Afferma, infatti, Ceriani: “il design è una materia viva, è l’idea
della forma che disegna il mondo , è fatta di idee e anche di
sorprese. L’afflusso di giovani da tutto il mondo che ogni anno
bazzicano il Salone del mobile ne è una prova: sono loro la linfa
vitale ed è su di loro che bisogna puntare anche dal punto di vista
del marketing. Recintare in un solo evento all’anno la loro
espressione mi sembra limitativo, è il museo stesso che dovrebbe
ospitare in progress novità e provocazioni, gare, forme impreviste.

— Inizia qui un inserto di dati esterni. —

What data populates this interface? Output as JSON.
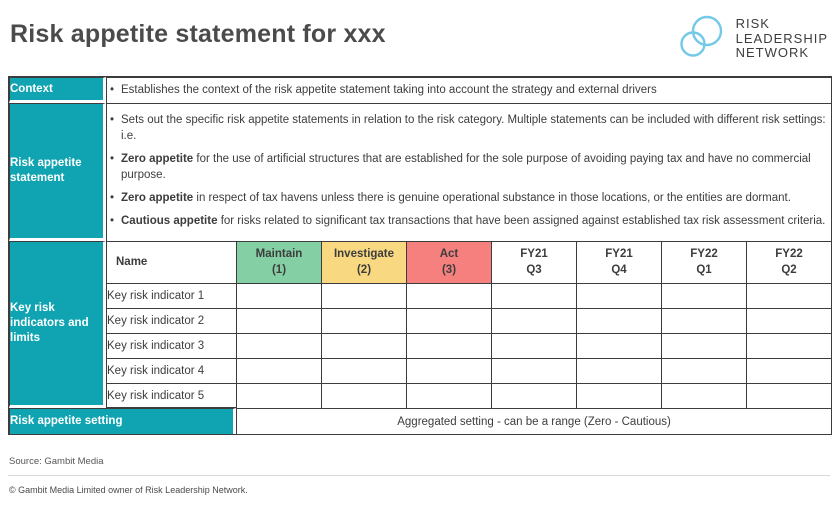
{
  "page": {
    "title": "Risk appetite statement for xxx",
    "source": "Source: Gambit Media",
    "copyright": "© Gambit Media Limited owner of Risk Leadership Network."
  },
  "logo": {
    "lines": [
      "RISK",
      "LEADERSHIP",
      "NETWORK"
    ],
    "circle_color": "#74c8e8",
    "text_color": "#3d3d3d"
  },
  "colors": {
    "teal": "#10a3b1",
    "green": "#84cfa3",
    "amber": "#f8d981",
    "red": "#f5807e",
    "border": "#3c3c3c"
  },
  "table": {
    "context": {
      "label": "Context",
      "bullets": [
        {
          "lead": "",
          "text": "Establishes the context of the risk appetite statement taking into account the strategy and external drivers"
        }
      ]
    },
    "statement": {
      "label": "Risk appetite statement",
      "bullets": [
        {
          "lead": "",
          "text": "Sets out the specific risk appetite statements in relation to the risk category. Multiple statements can be included with different risk settings: i.e."
        },
        {
          "lead": "Zero appetite",
          "text": "for the use of artificial structures that are established for the sole purpose of avoiding paying tax and have no commercial purpose."
        },
        {
          "lead": "Zero appetite",
          "text": "in respect of tax havens unless there is genuine operational substance in those locations, or the entities are dormant."
        },
        {
          "lead": "Cautious appetite",
          "text": "for risks related to significant tax transactions that have been assigned against established tax risk assessment criteria."
        }
      ]
    },
    "kri": {
      "label": "Key risk indicators and limits",
      "columns": [
        {
          "title": "Name",
          "subtitle": "",
          "bg": "#ffffff"
        },
        {
          "title": "Maintain",
          "subtitle": "(1)",
          "bg": "#84cfa3"
        },
        {
          "title": "Investigate",
          "subtitle": "(2)",
          "bg": "#f8d981"
        },
        {
          "title": "Act",
          "subtitle": "(3)",
          "bg": "#f5807e"
        },
        {
          "title": "FY21",
          "subtitle": "Q3",
          "bg": "#ffffff"
        },
        {
          "title": "FY21",
          "subtitle": "Q4",
          "bg": "#ffffff"
        },
        {
          "title": "FY22",
          "subtitle": "Q1",
          "bg": "#ffffff"
        },
        {
          "title": "FY22",
          "subtitle": "Q2",
          "bg": "#ffffff"
        }
      ],
      "rows": [
        "Key risk indicator 1",
        "Key risk indicator 2",
        "Key risk indicator 3",
        "Key risk indicator 4",
        "Key risk indicator 5"
      ]
    },
    "setting": {
      "label": "Risk appetite setting",
      "value": "Aggregated setting - can be a range (Zero - Cautious)"
    }
  }
}
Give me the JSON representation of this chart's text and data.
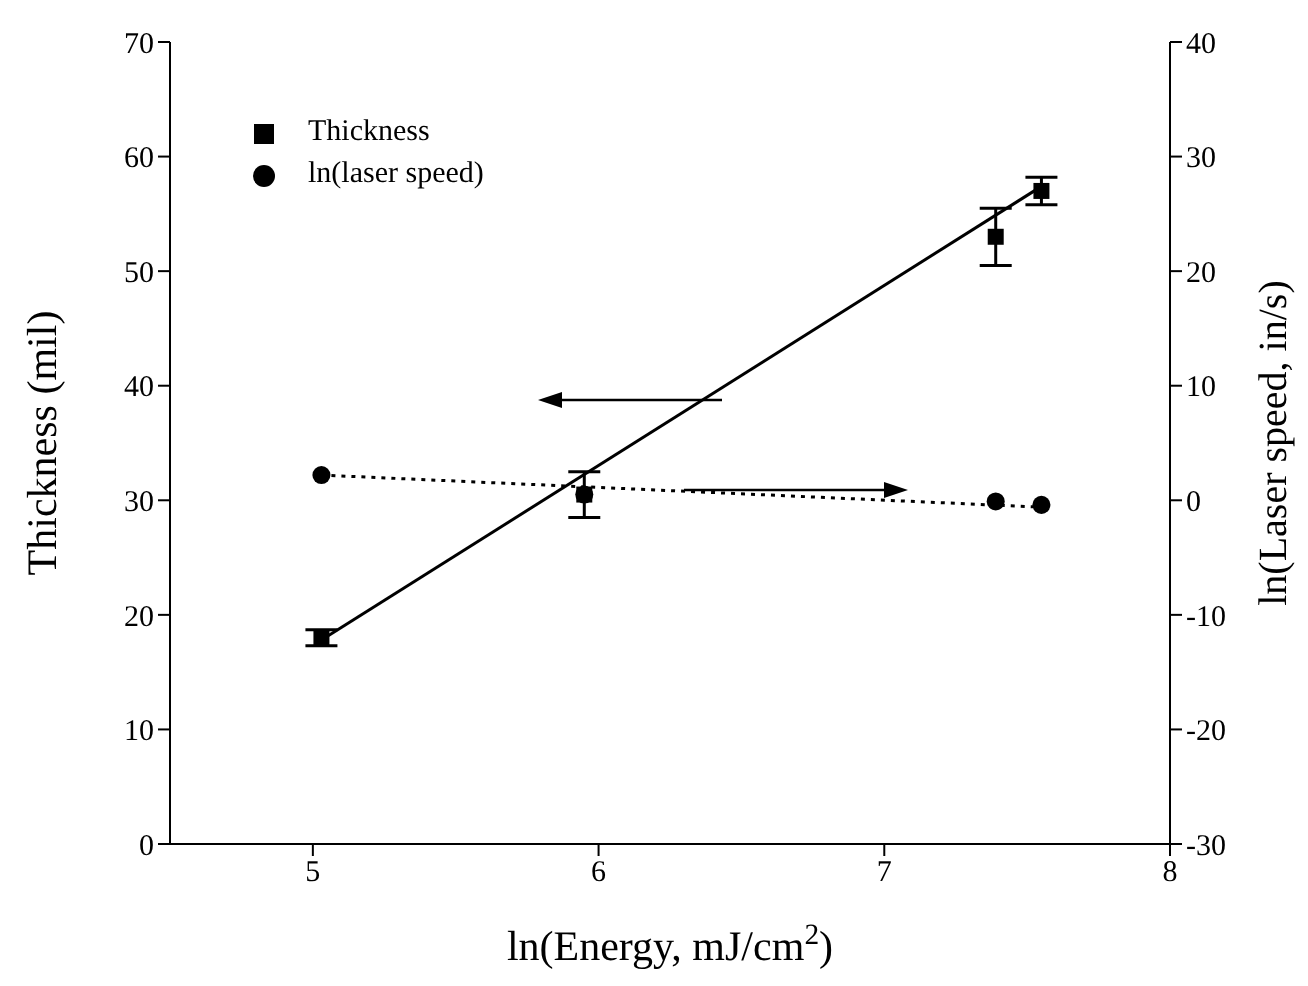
{
  "chart_data": {
    "type": "scatter",
    "xlabel": "ln(Energy, mJ/cm$^{2}$)",
    "ylabel": "Thickness (mil)",
    "y2label": "ln(Laser speed, in/s)",
    "xlim": [
      4.5,
      8
    ],
    "xticks": [
      5,
      6,
      7,
      8
    ],
    "ylim": [
      0,
      70
    ],
    "yticks": [
      0,
      10,
      20,
      30,
      40,
      50,
      60,
      70
    ],
    "y2lim": [
      -30,
      40
    ],
    "y2ticks": [
      -30,
      -20,
      -10,
      0,
      10,
      20,
      30,
      40
    ],
    "legend": "top left",
    "grid": false,
    "series": [
      {
        "name": "Thickness",
        "type": "scatter",
        "marker": "square",
        "color": "#000000",
        "x": [
          5.03,
          5.95,
          7.39,
          7.55
        ],
        "values": [
          18,
          30.5,
          53,
          57
        ],
        "errors": [
          0.7,
          2,
          2.5,
          1.2
        ]
      },
      {
        "name": "ln(laser speed)",
        "type": "scatter",
        "marker": "circle",
        "color": "#000000",
        "axis": "y2",
        "x": [
          5.03,
          5.95,
          7.39,
          7.55
        ],
        "values": [
          2.2,
          0.5,
          -0.1,
          -0.4
        ]
      },
      {
        "type": "line",
        "line_style": "solid",
        "marker": "none",
        "color": "#000000",
        "x": [
          5.03,
          7.55
        ],
        "values": [
          17.8,
          57.4
        ]
      },
      {
        "type": "line",
        "line_style": "dotted",
        "marker": "none",
        "color": "#000000",
        "axis": "y2",
        "x": [
          5.03,
          7.55
        ],
        "values": [
          2.2,
          -0.6
        ]
      }
    ]
  }
}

Così le aziende avrebbero una grande e importante cassa di
risonanza rispetto alla loro continua ricerca e sviluppo. Certo è
più facile comunicare attraverso i successi ma anche richuiare può
dare i suoi frutti.”
Infine, secondo
Carlotta de Bevilacqua, presidente del
marchio storico milanese Danese, il museo è da considerare come
un’installazione temporanea, non permanente, come una sorta di
racconto narrativo sulla storia del design: “dovremmo forse
immaginare il museo del design in Triennale come un racconto di
volta in volta diverso. Oggi è sul passato, la prossima volta spero
parlerà e narrerà del futuro. Questa deve essere davvero
considerata come la prima pietra di un progetto più ampio. Anche
dal punto di vista dello spazio espositivo.”